Further, this extract can be further purified using a synthetic adsorbent (Diaion HP20, Sephabies SP825, Amberlite XAD4, MCIgelCHP20P, etc.), dextran resin (Sephadex LH-20, etc.), ultrafiltration, etc. is there.
本発明は、経口、注射、外用のいずれでも薬効を発現するが、食品、医薬品に使用できる。例えば、散剤、丸剤、錠剤、注射剤、坐剤、乳剤、カプセル剤、顆粒剤、液剤(チンキ剤、流エキス剤、酒精剤、懸濁剤、リモナーデ剤などを含む)、ゲル剤、エアゾール剤、軟膏、パップ剤、ペースト剤、プラスター剤、錠菓、飲料等が挙げられる。 The present invention can be used for foods and pharmaceuticals although it exhibits drug efficacy for oral, injection, and external use. For example, powders, pills, tablets, injections, suppositories, emulsions, capsules, granules, liquids (including tinctures, fluid extracts, spirits, suspensions, limonades, etc.), gels, aerosols Agents, ointments, poultices, pastes, plasters, tablet confections, beverages and the like.
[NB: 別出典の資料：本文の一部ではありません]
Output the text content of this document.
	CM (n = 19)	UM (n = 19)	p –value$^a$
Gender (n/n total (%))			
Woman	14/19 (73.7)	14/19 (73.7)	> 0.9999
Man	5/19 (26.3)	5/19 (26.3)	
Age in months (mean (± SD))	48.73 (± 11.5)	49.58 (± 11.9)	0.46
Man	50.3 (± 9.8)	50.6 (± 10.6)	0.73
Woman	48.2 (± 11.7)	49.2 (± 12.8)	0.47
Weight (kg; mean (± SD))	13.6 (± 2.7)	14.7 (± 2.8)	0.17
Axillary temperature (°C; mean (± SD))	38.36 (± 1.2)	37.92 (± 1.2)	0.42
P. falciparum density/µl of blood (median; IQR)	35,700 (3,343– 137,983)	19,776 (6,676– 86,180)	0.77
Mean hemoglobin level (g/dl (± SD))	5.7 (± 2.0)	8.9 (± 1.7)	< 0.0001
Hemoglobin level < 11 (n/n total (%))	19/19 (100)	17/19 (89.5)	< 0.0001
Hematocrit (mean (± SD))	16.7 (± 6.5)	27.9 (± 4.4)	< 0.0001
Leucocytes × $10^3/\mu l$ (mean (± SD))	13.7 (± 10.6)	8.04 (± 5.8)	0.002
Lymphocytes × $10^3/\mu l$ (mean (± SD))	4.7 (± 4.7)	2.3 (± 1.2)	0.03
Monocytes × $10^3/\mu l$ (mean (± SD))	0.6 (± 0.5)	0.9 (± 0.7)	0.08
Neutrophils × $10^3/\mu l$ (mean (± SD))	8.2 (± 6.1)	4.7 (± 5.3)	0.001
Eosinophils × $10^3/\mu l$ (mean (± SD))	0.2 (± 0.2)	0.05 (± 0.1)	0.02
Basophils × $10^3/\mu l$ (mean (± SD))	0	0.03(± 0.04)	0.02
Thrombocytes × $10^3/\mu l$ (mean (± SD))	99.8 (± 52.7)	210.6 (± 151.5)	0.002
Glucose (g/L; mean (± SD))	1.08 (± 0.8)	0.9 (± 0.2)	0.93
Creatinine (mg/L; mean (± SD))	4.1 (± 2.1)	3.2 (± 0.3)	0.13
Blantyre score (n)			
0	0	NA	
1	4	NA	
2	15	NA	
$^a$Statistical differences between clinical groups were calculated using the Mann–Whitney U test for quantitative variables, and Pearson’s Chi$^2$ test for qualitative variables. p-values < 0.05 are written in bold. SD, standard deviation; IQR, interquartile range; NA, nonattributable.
また、本発明の予防・治療剤には、上記抽出成分を必須成分として、食品、医薬品の製剤において使用されている他の成分を配合できる。 Further, the preventive / therapeutic agent of the present invention can contain other components used in food and pharmaceutical preparations, with the above-described extract component as an essential component.
次に実施例を挙げて本発明を詳細に説明する。
実施例1
反応容器内に、トチュウの葉(乾燥物、細断品)を50g投入し、これに30%(V/V)エタノール水溶液1リッターを加え、ときどき撹拌しながら、25℃で24時間抽出後、JIS P3801に規定されるNo5Cの濾紙を用いて濾過し、これを凍結乾燥した。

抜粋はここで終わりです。